The country of Brazil was colonized by Europeans approximately 500 years ago, and since then the power dynamic between Natives and Europeans naturally shifted. As Europeans eventually took full control over the land, slavery was instituted, and many Indians died from intense labor. Many still were also mercilessly slaughtered either due to resisting or fleeing from the Europeans. There were those who successfully fled from the slave-hunt, but those who were caught were immediately shot to death. The escapees were banished from the land they freely lived for thousands of years, and thus migrated deeper into the rainforest to find and live in safety.

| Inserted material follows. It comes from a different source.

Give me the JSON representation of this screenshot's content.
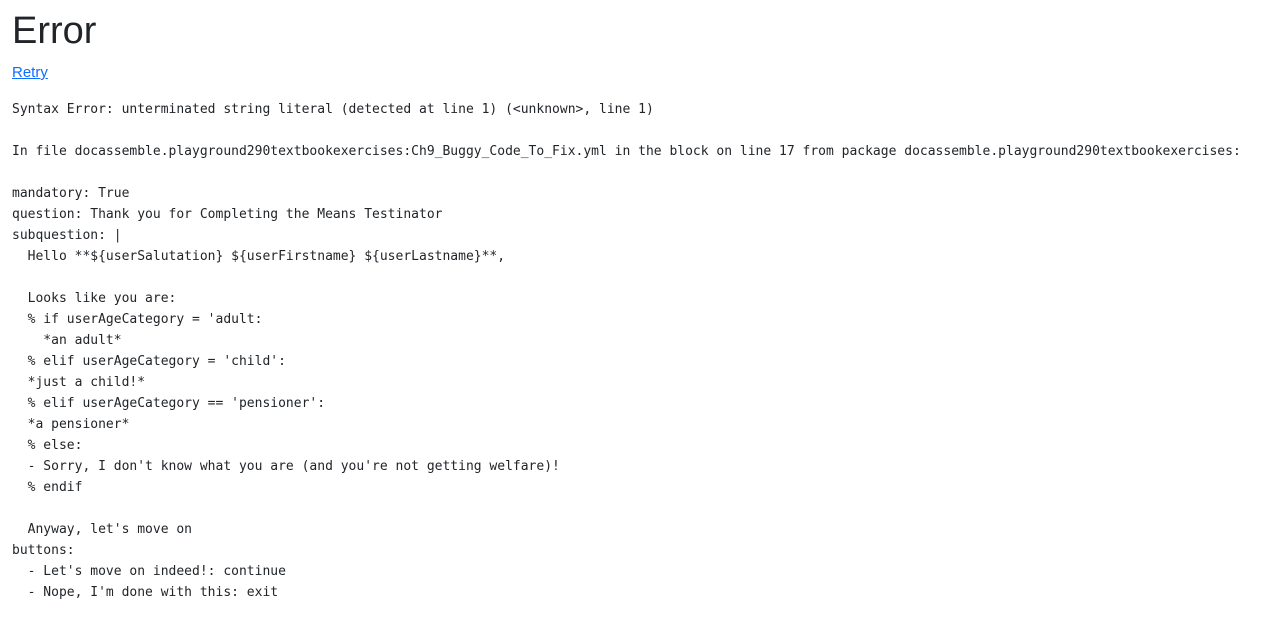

Even after slavery in Brazil was abolished, the Natives were disregarded and treated with contempt by white Brazilians.

In one of Brazil's weekly magazine "Veja," a prominent Indian leader Euclides Pereira was asked the question, "Now, 500 years after Europe's discovery of Brazil and the exploitation of its people in slavery, what kind of attitude do your people (the Native Indians) have towards what happened?" He answered, "We always had and still have disharmony with the colonists of our native country. This is so, not only because of their harsh treatment towards us, but because of the evanescence of our unique civilization, ownership of land and culture under their shadow." The European discovery of Brazil was truly a prologue to a rude awakening for the Native Indians.

The outset of Christianization for the Native Indians started when Pedro Alvares Cabral first stepped foot on Brazilian land in April 22, 1500. As he crusaded into towns of Estado Bahia and Porto Seguro, he coerced Indians to attend Catholic Mass. Brazil's history of Christendom progressed as conversion was achieved through force.